While Parallax and his merry pranksters are gallavanting around England, playing thousands of people for suckers and infuriating the astronomers, biologists are experiencing the first round of the evolution wars. Amid the conflict, they begin to look for rhetorical tools to fight off their attackers, who are in deadly earnest. Also their attackers are using a brand new type of Biblical reading -- literalism -- to try to debunk evolution, while claiming that this new form of reading is actually traditional Christianity (it isn't).

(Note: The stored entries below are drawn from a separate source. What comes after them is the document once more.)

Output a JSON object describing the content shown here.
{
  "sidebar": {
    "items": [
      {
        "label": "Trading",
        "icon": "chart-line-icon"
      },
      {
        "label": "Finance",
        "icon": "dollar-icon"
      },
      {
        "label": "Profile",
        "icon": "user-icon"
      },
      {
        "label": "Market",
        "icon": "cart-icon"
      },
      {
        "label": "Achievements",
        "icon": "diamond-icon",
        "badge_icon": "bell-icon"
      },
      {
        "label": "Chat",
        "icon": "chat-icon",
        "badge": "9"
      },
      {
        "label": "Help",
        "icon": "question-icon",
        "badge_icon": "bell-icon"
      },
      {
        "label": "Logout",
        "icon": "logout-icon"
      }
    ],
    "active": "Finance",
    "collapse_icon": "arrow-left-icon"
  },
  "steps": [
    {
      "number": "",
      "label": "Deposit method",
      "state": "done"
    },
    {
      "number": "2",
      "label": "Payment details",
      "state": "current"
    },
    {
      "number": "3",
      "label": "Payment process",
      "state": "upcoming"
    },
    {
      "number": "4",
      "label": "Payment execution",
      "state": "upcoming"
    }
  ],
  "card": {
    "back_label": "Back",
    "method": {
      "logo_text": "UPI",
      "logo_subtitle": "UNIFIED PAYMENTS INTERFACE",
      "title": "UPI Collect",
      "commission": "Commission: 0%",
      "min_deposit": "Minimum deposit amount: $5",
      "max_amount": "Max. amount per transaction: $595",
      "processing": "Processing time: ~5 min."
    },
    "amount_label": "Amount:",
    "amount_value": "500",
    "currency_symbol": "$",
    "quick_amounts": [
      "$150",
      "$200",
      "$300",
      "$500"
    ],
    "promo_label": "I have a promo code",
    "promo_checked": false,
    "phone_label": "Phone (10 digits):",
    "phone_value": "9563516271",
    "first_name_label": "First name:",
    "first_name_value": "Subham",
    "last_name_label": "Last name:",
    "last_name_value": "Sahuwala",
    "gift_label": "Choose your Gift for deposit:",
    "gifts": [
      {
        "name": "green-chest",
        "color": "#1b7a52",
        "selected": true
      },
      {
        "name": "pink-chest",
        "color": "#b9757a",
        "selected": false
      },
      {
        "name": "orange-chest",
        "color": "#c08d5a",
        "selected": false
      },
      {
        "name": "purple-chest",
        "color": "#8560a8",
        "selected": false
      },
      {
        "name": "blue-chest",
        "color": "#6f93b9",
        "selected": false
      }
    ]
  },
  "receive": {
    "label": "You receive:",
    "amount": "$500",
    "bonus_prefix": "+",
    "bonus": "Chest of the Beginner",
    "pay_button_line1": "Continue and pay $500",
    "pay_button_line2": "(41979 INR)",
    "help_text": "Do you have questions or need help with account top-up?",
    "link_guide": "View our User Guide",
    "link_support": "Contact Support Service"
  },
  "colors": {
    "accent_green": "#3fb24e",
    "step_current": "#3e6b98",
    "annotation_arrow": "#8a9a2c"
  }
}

Some of the biologists pick up on the flat Earth controversy, and use it as a label to stick onto their opponents. Additionally, one prominent writer, Andrew Dickson White (first president of Cornell University) picks up the false idea that medieval people believed in a flat Earth; he gets this idea from Washington Irving, who had invented the notion from whole cloth and stuck it into his biography of Columbus. White takes Irving's fiction as if it were real, and uses it to create a false version of history in which science and religion have been at war for centuries. In reality, they'd only been at war for a few decades.

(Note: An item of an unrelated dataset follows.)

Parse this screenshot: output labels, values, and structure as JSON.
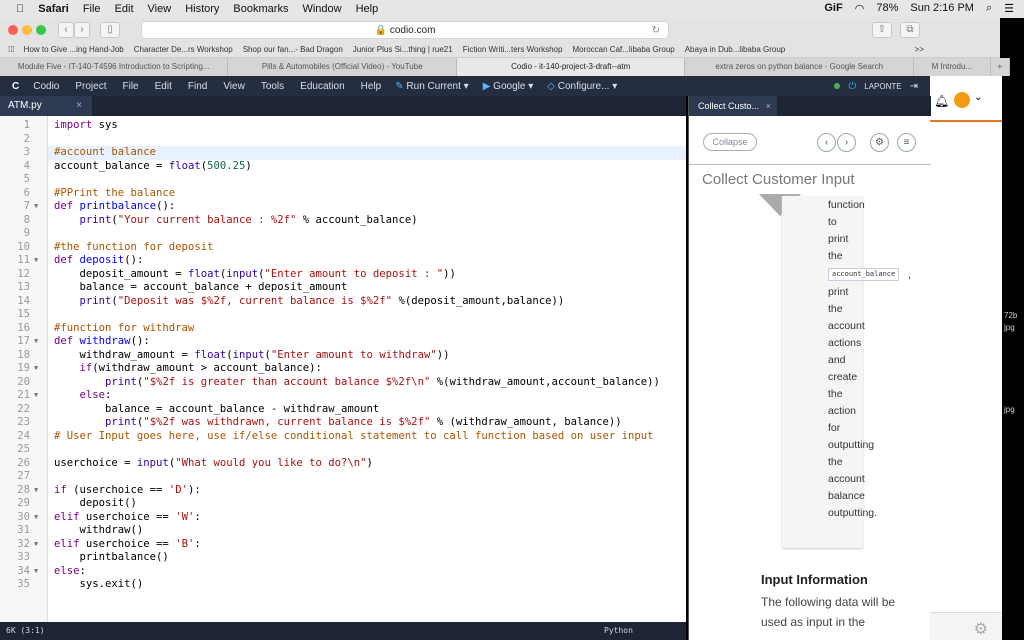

Nonetheless, White's narrative is tremendously influential, because it's useful. Attaching the idea of a flat Earth to the Middle Ages allows White to tell a new and simplified story of human progress: a simple morality tale of good reason versus bad superstition, in which natural common sense such as that represented by Columbus comes into conflict with repressive dogma, such as that represented by a newly invented, wholly fictional cast of characters: the educated friars and churchmen who laughed at Columbus for thinking the Earth was round.

Quite a tale, no?

There are a few things I think are worth noting here: one is that the flat Earth wars and the Darwin wars were entwined right from the start; the second is that in both cases, social class played a major role: the underlying tale of an eggheaded elite being challenged by common sense is what gives shape to both conflicts. And the third is that the growth of pseudoscience is not the survival of older superstitions from previous eras; it is a distinctly modern phenomenon, and is a direct reaction to the rise and growth of real science. What all that suggests is that science may never wholly eradicate pseudoscience, and that the notion that scientists are in the business of fighting off old superstition is an oversimplification of the truth. What they are actually in the business of doing is finding out how things work; and one unfortunate side effect of this is the creation of wholly new superstitions, which must then be debunked one by one.

Overall, Flat Earth is a really fine piece of intellectual and social history; it's Garwood's first book, and I look forward to more from her in future.